Veja esses dados distribuídos no mapa do país:
Outros levantamentos sobre leitos de UTI e coronavírus têm chegado a conclusões parecidas. A Associação de Medicina Intensiva Brasileira (Amib), por exemplo, calculou que o Brasil precisa aumentar em pelo menos 20% o total de leitos para adultos em UTI para o SUS para garantir tratamento de pacientes de coronavírus.
O que diz o governo
A pesquisa do Ieps leva em conta apenas os leitos de UTI em hospitais públicos ou geridos pelo SUS. Em nota sobre o levantamento, o Ministério da Saúde lembrou que o número de UTIs dobra quando se considera a rede privada – que pode ser contratada pelo governo em caso de necessidade. “O país tem uma oferta de 55.101 leitos de terapia intensiva. Desse total, 27.445 são do SUS, com taxa de ocupação média de 78%”, pontuou a pasta.
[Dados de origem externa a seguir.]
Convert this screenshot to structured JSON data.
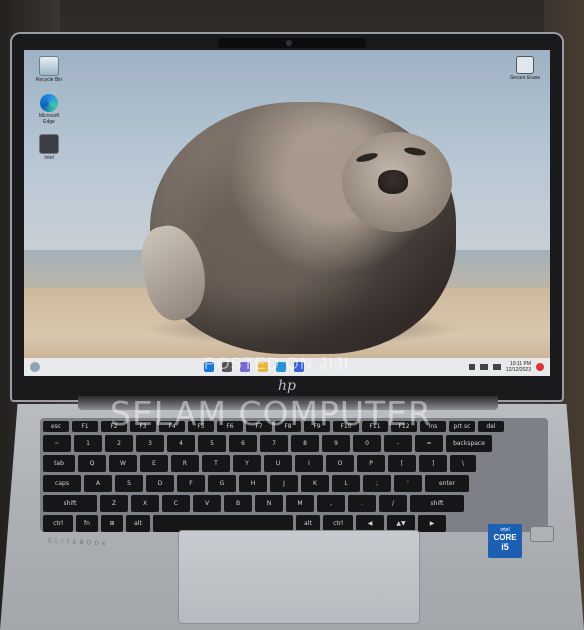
{
  "desktop": {
    "icons": [
      {
        "label": "Recycle Bin",
        "icon": "recycle-bin-icon"
      },
      {
        "label": "Microsoft Edge",
        "icon": "edge-icon"
      },
      {
        "label": "Intel",
        "icon": "app-icon"
      }
    ],
    "right_icon": {
      "label": "Secure Erase",
      "icon": "shield-icon"
    }
  },
  "taskbar": {
    "clock": "10:11 PM",
    "date": "12/12/2023"
  },
  "laptop": {
    "logo": "hp",
    "model_text": "ELITEBOOK",
    "badge_brand": "intel",
    "badge_line1": "CORE",
    "badge_line2": "i5"
  },
  "keyboard": {
    "row1": [
      "esc",
      "F1",
      "F2",
      "F3",
      "F4",
      "F5",
      "F6",
      "F7",
      "F8",
      "F9",
      "F10",
      "F11",
      "F12",
      "ins",
      "prt sc",
      "del"
    ],
    "row2": [
      "~",
      "1",
      "2",
      "3",
      "4",
      "5",
      "6",
      "7",
      "8",
      "9",
      "0",
      "-",
      "=",
      "backspace"
    ],
    "row3": [
      "tab",
      "Q",
      "W",
      "E",
      "R",
      "T",
      "Y",
      "U",
      "I",
      "O",
      "P",
      "[",
      "]",
      "\\"
    ],
    "row4": [
      "caps",
      "A",
      "S",
      "D",
      "F",
      "G",
      "H",
      "J",
      "K",
      "L",
      ";",
      "'",
      "enter"
    ],
    "row5": [
      "shift",
      "Z",
      "X",
      "C",
      "V",
      "B",
      "N",
      "M",
      ",",
      ".",
      "/",
      "shift"
    ],
    "row6": [
      "ctrl",
      "fn",
      "⊞",
      "alt",
      "",
      "alt",
      "ctrl",
      "◀",
      "▲▼",
      "▶"
    ]
  },
  "watermarks": {
    "line1": "POSTED ON JIJI",
    "line2": "SELAM COMPUTER"
  }
}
O Ministério da Saúde informou ainda que “estão em processo de locação de 3 mil leitos de UTIs volantes de instalação rápida” e que “a pasta iniciou a distribuição de 540 leitos de UTI para os 26 estados e o Distrito Federal, atendendo solicitação dos secretários estaduais de Saúde”.
O prazo para montagem dessas UTIs volantes, com estrutura simplificada, é de sete a dez dias.
Para o pesquisador que fez o levantamento, porém, o governo precisará se esforçar muito mais. “É uma medida importante, mas me parece tardia e insuficiente para a necessidade”, diz Massuda. “O ministério tem feito um excelente trabalho de vigilância epidemiológica, porém na parte assistencial a gente vê uma lacuna no apoio às regiões mais vulneráveis”, conclui.